Hield is the shooter. Bogdanovic is the playmaker. They complement each other on the court, but they are also in a fight for minutes this season with so many other alternatives in the rotation.
The Other Guys
Hield and Bogdanovic are the two main shooting guards, but Walton has other options as well. De’Aaron Fox and Cory Joseph can both move over from point guard and steal minutes, while rookie Justin James is an interesting player as well.
There is a chance that Walton steals a handful of minutes in a dual point-guard set with both Fox and Joseph on the court together. It’s possible that move would come at the expense of Hield and Bogdanovic, but they will likely spill over at small forward as well.
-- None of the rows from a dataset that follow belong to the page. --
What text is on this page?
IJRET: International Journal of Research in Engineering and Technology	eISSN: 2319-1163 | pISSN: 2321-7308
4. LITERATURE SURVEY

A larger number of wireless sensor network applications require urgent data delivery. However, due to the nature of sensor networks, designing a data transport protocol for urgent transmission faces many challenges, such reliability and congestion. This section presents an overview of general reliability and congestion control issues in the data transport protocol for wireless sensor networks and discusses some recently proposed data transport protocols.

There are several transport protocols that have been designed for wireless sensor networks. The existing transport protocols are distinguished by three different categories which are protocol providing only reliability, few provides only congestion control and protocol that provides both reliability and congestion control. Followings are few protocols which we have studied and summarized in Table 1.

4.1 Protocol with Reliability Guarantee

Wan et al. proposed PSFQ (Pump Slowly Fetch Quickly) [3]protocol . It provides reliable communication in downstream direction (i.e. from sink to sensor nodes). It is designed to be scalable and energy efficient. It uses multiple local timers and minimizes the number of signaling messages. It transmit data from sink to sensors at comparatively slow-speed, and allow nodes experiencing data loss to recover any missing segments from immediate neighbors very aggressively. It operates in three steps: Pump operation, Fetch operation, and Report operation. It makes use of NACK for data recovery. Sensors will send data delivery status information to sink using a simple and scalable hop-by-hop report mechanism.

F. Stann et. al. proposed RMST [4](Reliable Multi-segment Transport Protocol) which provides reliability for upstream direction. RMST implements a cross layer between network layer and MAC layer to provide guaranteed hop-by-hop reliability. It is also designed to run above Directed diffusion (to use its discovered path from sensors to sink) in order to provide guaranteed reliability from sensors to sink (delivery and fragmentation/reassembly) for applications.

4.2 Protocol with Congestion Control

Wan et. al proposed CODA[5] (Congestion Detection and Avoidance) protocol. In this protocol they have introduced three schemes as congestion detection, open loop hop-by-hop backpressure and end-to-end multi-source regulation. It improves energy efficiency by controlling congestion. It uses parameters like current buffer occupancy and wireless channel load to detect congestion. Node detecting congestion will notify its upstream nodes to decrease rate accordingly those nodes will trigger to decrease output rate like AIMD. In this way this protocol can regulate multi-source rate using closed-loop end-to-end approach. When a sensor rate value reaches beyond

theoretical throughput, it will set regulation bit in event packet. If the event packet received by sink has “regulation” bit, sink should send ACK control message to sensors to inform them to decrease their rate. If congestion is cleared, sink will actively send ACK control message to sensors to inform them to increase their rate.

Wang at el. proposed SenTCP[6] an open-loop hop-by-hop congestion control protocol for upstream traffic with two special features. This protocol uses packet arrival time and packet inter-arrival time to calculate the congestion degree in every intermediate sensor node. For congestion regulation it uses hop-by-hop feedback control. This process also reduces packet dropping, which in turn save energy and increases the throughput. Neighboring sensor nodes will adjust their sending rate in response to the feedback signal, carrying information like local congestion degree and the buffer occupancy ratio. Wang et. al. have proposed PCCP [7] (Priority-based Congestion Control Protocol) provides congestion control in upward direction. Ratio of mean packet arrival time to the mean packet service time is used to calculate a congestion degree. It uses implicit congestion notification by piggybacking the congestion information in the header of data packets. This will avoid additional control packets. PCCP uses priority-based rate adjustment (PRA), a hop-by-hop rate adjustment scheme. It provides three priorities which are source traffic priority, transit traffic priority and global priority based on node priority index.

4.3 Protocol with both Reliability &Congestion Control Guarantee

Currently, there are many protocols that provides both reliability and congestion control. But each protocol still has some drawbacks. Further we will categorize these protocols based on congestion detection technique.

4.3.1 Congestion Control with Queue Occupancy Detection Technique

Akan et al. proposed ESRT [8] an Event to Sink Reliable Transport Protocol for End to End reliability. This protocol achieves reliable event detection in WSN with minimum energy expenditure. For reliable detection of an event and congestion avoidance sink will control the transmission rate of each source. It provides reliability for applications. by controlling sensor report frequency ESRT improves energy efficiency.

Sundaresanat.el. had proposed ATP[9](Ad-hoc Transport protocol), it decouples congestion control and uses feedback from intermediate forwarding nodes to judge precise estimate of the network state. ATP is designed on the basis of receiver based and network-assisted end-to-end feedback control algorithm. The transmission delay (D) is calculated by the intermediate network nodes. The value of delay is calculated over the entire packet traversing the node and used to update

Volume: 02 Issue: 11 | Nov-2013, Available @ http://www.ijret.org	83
James is lost in a numbers game. He might play some spot duty in blowouts, but it’s more likely he spends the majority of the season either on the bench or sitting in Stockton with the team’s G League affiliate.
Stealing minutes at the three
It’s not a perfect solution, but Walton is going to need to find an additional 12 to 14 minutes for his shooting-guard tandem. Both players can move over to the wing in a three-guard small ball lineup, although it’s not a perfect solution. Bogdanovic spent more time at small forward last year than Hield, including 17 starts.
There is also the issue that Harrison Barnes is a big-minute player at the three, and Trevor Ariza can be a contributor in his 15th NBA season. Barnes will take minutes at power forward, although it’s a crowded field with five bigs vying for time.
Walton can only steal minutes from so many positions before he runs out of time. Pairing the rotation down to nine or 10 players is going to be very difficult.
In a perfect world, Hield would play 32 to 34 minutes a game for the Kings as either their first or second option on offense. In addition, Bogdanovic would also play 27 to 30 minutes per game as the team’s super-sub.
This might be the plan of attack coming into the season, but there are so many mouths to feed on this roster.
Each of these players brings an intangible that can’t be replaced. Hield is an elite NBA shooter and a very good scorer. Bogdanovic is one of the team’s best playmakers and a solid scorer in his own right.
Walton will quickly realize that Hield and Bogdanovic are two of the team’s top five players. He’ll make adjustments to get them time, especially down the stretch of games when they both flourish.